At its current levels, the aid offered to undocumented students is not enough to provide campus housing and meal plans, Salinas said.
As the academic counselor for USP, UC Berkeley alumna Liliana Iglesias said she regularly interacted with students who were experiencing difficulties far beyond those of the typical UC Berkeley student.
“(One of my students) was supposed to be working on her thesis, but she couldn’t do that because she and her family were being evicted,” Iglesias said, adding that the student was having particular difficulty in finding new housing for her family members because they were all undocumented.
USP aims to provide academic, emotional and logistical support for undocumented students on campus, with the human rights law clinic currently assisting students in the program with legal work.
Funding challenges, however, have prevented the program or any similar campus-initiated effort from becoming an effective form of assistance for the entire undocumented student community on campus.
“I’ve honestly not had much support from any of the campus’s programs for undocumented students,” Salinas said. “The only reason why I’m still here is because I’ve been able to build concrete relationships with people myself.”
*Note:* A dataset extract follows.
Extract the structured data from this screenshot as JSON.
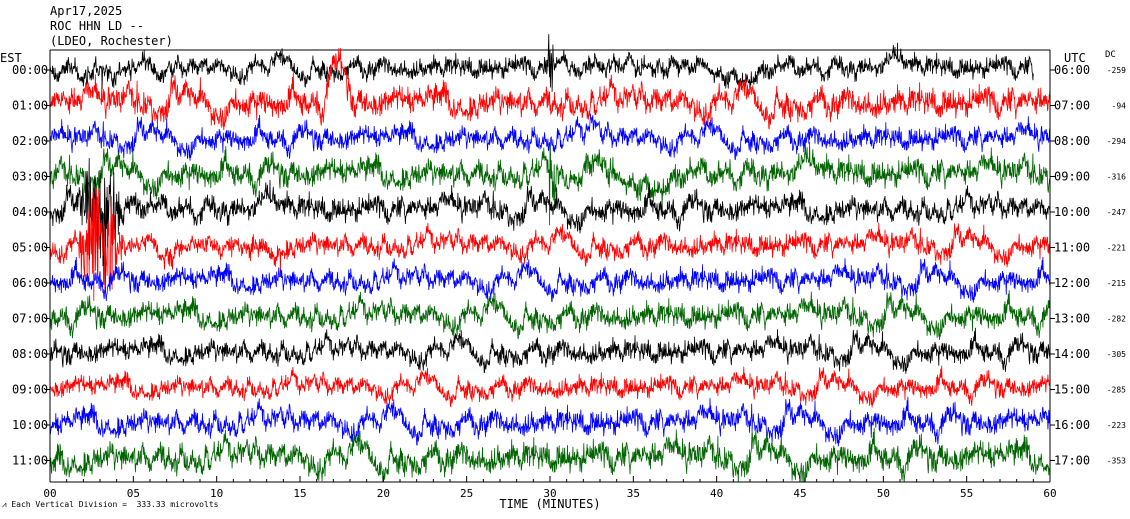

The program receives a significant proportion of its funding from private donors, with both its administrators and Davenport’s team wary of impending financial difficulties amid an environment of dwindling state-sponsored support for higher education. In its recommendations, the report noted the need for programs such as USP to obtain more sustainable sources of funding to mitigate these concerns.
Davenport said, however, that the impact of such efforts would improve the experience of undocumented students on campus only to a limited extent, adding that she strongly believed in the need for comprehensive immigration reform.
“The biggest challenge is at the federal level,” Davenport said. “We are just putting Band-Aids on a much larger problem.”
Nevertheless, Davenport said she was encouraged by the actions of student activists at the university’s national summit on undocumented students, held in Oakland on Thursday and Friday.
UC President Janet Napolitano delivered the summit’s opening address, during which student activists — who constituted more than one-third of the audience — walked out of the auditorium in protest.
According to Davenport, who attended the summit, the protests were an expression of student frustrations with what they deemed to be lackluster efforts to address the difficulties faced by undocumented students, as well as displeasure at Napolitano’s track record in her previous role as U.S. secretary of homeland security.
After Thursday morning’s protests, the rest of the summit continued without disruption, with about 260 attendees, including students, providing policy recommendations and critiques in small group discussions.
“I think the summit was very productive,” said UC spokesperson Shelly Meron in an email. “(We had) excellent speakers and substantive discussions in the breakout sessions.”